There are two main causes for the rupture of the EPL; mechanical and vascular, It has been shown that, the EPL, which is located just ulnar to Lister’s tubercle, may be irritated or ruptured by the screws or drill bit used during plate fixation of the distal radius dorsally or ventrally [9, 10]. Another relevant mechanical feature relates to the pieces of bone that occur as a result of distal radial fractures [11]. Vascular reasons are either systemic diseases or mechanical reasons which decrease the synovial circulation of the third compartment and the blood supply of the EPL [12].
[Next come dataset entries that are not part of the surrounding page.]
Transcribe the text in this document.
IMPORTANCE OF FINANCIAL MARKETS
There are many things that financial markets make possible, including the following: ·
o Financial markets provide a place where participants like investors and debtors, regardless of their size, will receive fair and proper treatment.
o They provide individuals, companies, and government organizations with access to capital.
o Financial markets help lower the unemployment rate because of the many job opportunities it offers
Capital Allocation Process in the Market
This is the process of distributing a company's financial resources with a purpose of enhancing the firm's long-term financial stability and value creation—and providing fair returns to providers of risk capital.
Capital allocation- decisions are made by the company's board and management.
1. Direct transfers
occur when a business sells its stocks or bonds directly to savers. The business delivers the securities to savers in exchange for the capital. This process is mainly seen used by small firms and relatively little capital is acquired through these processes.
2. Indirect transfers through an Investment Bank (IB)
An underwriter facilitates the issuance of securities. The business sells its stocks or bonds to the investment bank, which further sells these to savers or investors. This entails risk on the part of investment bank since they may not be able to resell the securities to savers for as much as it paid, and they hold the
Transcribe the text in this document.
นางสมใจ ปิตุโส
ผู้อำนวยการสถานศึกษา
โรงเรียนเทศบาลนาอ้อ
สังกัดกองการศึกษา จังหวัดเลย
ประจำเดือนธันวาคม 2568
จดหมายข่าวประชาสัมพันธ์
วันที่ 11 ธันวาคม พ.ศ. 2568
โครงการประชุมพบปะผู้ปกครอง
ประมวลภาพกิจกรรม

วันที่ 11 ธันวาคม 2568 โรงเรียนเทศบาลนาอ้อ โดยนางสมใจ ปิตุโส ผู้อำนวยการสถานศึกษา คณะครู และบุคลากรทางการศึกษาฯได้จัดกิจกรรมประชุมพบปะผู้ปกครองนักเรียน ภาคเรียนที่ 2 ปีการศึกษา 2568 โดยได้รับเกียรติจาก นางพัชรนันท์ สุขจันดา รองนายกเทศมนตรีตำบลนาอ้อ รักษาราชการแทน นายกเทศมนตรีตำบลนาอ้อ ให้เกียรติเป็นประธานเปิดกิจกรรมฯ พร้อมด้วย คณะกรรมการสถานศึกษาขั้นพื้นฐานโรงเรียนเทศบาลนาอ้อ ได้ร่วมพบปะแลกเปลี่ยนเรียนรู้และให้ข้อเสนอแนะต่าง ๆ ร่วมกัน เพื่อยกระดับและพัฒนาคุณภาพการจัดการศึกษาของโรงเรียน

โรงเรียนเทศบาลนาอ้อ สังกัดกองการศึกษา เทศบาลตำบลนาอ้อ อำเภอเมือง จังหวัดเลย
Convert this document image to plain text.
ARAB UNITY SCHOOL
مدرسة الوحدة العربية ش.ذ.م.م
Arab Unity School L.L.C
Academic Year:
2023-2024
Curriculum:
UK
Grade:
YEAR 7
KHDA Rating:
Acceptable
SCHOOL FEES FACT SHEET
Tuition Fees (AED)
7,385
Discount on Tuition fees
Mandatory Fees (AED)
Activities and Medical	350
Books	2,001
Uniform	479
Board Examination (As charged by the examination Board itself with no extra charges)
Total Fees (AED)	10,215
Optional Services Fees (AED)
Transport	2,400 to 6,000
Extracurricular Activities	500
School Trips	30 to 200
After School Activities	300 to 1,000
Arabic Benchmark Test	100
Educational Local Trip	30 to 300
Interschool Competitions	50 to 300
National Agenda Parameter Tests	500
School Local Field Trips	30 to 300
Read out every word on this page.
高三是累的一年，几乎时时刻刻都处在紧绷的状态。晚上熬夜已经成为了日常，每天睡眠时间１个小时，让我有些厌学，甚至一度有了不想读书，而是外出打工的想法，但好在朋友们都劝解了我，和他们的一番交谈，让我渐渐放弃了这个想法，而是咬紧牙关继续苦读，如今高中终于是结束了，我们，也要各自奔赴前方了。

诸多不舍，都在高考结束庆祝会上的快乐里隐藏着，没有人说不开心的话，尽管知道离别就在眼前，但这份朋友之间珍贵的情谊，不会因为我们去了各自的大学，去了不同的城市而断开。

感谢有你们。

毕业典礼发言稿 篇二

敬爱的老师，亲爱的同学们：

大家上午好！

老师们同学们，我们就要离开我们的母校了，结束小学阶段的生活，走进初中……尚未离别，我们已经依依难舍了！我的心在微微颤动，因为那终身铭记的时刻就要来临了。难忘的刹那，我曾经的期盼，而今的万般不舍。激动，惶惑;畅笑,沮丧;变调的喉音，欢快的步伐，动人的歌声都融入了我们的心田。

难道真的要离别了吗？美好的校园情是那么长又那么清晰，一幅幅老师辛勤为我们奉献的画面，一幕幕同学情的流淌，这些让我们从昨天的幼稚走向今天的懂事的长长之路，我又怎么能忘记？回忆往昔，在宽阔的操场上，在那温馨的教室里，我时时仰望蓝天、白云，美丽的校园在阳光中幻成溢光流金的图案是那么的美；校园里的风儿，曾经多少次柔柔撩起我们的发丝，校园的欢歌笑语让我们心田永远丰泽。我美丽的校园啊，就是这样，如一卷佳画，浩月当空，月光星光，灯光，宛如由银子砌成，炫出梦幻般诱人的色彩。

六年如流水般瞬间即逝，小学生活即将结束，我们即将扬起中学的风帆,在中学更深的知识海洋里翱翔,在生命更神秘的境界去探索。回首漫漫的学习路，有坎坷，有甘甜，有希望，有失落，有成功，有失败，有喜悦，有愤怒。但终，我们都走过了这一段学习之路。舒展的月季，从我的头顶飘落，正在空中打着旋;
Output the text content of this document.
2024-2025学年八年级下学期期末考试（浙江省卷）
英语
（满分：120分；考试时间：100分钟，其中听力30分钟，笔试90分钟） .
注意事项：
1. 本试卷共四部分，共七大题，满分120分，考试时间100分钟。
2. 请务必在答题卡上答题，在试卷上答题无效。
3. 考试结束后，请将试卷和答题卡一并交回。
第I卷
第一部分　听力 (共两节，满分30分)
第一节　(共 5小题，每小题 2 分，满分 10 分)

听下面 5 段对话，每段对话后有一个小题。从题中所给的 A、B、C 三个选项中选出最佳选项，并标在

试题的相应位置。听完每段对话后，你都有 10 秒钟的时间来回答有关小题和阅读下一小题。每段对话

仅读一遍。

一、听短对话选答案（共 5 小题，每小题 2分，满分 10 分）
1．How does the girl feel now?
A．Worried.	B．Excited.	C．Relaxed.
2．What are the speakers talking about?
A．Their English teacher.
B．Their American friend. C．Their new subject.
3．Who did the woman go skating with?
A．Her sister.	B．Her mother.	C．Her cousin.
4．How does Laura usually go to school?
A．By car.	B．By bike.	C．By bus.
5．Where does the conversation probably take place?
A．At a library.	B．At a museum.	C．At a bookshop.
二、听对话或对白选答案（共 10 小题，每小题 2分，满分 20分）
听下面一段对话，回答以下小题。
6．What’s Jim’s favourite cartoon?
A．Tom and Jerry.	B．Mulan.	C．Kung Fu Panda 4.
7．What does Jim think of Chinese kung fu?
There are a few studies that show the screw penetration into the EPL groove during or after volar plating. One of them is the study of Benson et al. [5]. Benson et al. (2006), in which they applied a three locked volar plate; a four- hole standard plate, a five-hole wide plate of Hand innovation (Miami, FL) or a Acumed standard plate (Hillsboro, OR) on six fresh frozen cadavers the screws were seen to penetrate into the third extensor compartment. In the Acumed plate, the targeting guide-set screw hole and the hole just distal to this correspond to the fibro-osseous canal of the third extensor compartment. In both Hand Innovation plates, the third hole in the proximal row, counting from the radial side of the plate, directs the drill bit and/or screw into the third extensor compartment. Finally, they suggested that the surgeon may consider using shorter screws in these specific plate holes, or possibly leaving these screw holes unfilled if adequate fixation can be obtained with the remaining screws or pegs. Alternatively, it may be possible to put shorter screws or no screw if the stability is complete. However our study has shown that tubercle is not constant in position and may lie either close to ulnar notch or the radial styloid process. The difference may be thicker than the diameter of one screw. In that way, we cannot say that the screws defined in the study of Benson et al. (2006), always correspond to the fibro-osseous canal of the third extensor compartment. Computed tomograpy may help us to define the position of Lister’s tubercle before volar fixation surgery for distal radius fractures.
CONCLUSION
As a result, the Lister’s tubercle on radius is variable and can lie close to the radial styloid process or to the ulnar notch. This anatomical variation may be relevant for either wrist injections, wrist artroscopy or wrist surgery.
ACKNOWLEDGEMENTS
Declared none.
CONFLICT OF INTEREST
No conflicts of interest regarding this submission arise for any of the authors of this submission.